Me: No, it has to be a car battery
[how kids view their parents]
Age 3: these people are amazing, they know everything
Age 5: these people are amazing, they know everything
Age 10: these people are amazing, they know everything
Age 18: these drunks are just winging it
What does $50 get you at the Chanel store?
13 seconds of eye contact.
her: i saw a shark walking along the beach
me: *flicks cigarette* sharks don’t even have feet, jen
Movie theater: Please silence your phones.
Me, who hasn’t taken my phone off silent since 2012: *double-checks*
Having a little nap on the sofa before taking myself up to bed for my main sleep; I call that a snors d’oeuvre.

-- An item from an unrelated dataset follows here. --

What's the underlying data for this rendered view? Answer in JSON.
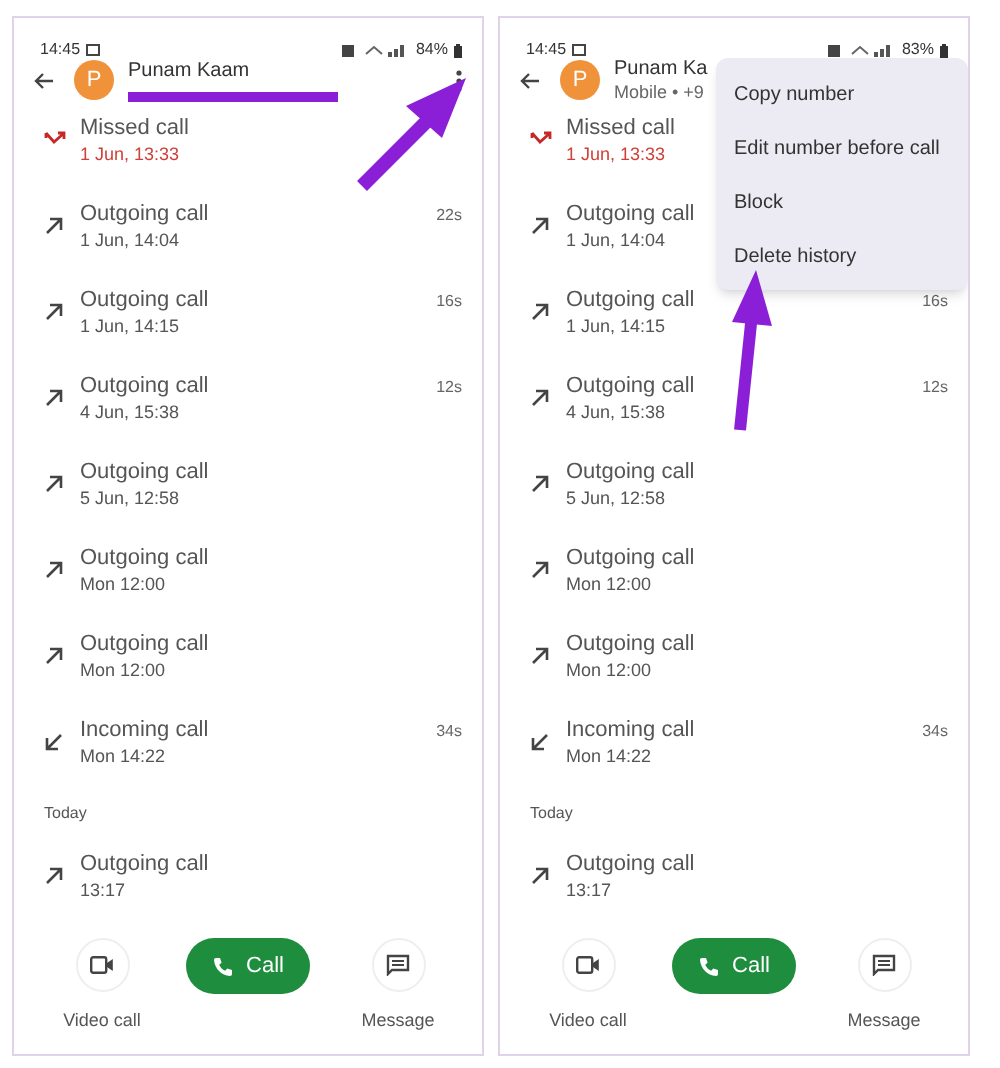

Walked in for bread, walked out with 6 bottles of wine. Now we’re having communion for dinner.
If I was rich I’d have two hedge mazes. One from which there can be no escape. And one for more lighthearted affairs and casual mazing.
Detective: Did your husband have any enemies, ma’am?
Wife: Well, the cat next door never really liked Jim, and that always seemed a bit odd.
[first date]
{don’t let him know you’re a psychic}
{don’t let her know you’re a psychic}
{we’re both psychic?}
{yeah}
{cool let’s bang}
{k}
“Eat cheese and sin.”
This is… the best street art sticker I’ve ever seen?!
*DJ drops the beet*
ERRYBODY IN THE CLUB begins wondering why the DJ would bring a root vegetable to work with him.
I have a very large selection of hand sanitizers
Me, flirting
If you know what “A/S/L?” means, I hope your back is okay. 😭
Doctor: You’re gonna lose that eye.
Me: That’s HORRIBLE!
D: You need to be optimistic.
M: HOW?!?
D: Think of it as ‘your glasses half full’.
Chicken salad is just like regular salad except, it’s afraid of the dark.
M-I can’t go. My Ewok is sick.
H-Gigi that’s a stuffed animal.
M-
H-
M-Crap. I think you’re right. I bet he ate all my Doritos again.
Me: this whole quarantine thing has caused me to use my phone so much more. my phone case feels super grimy and sticky.
Husband: are…are you using your phone to spread peanut butter?
Me, licking case: and jam.
I sat down beside this guy in a diner, every time he went to take a bite of his sandwich I’d say nomnomnom. He left. Making friends is hard.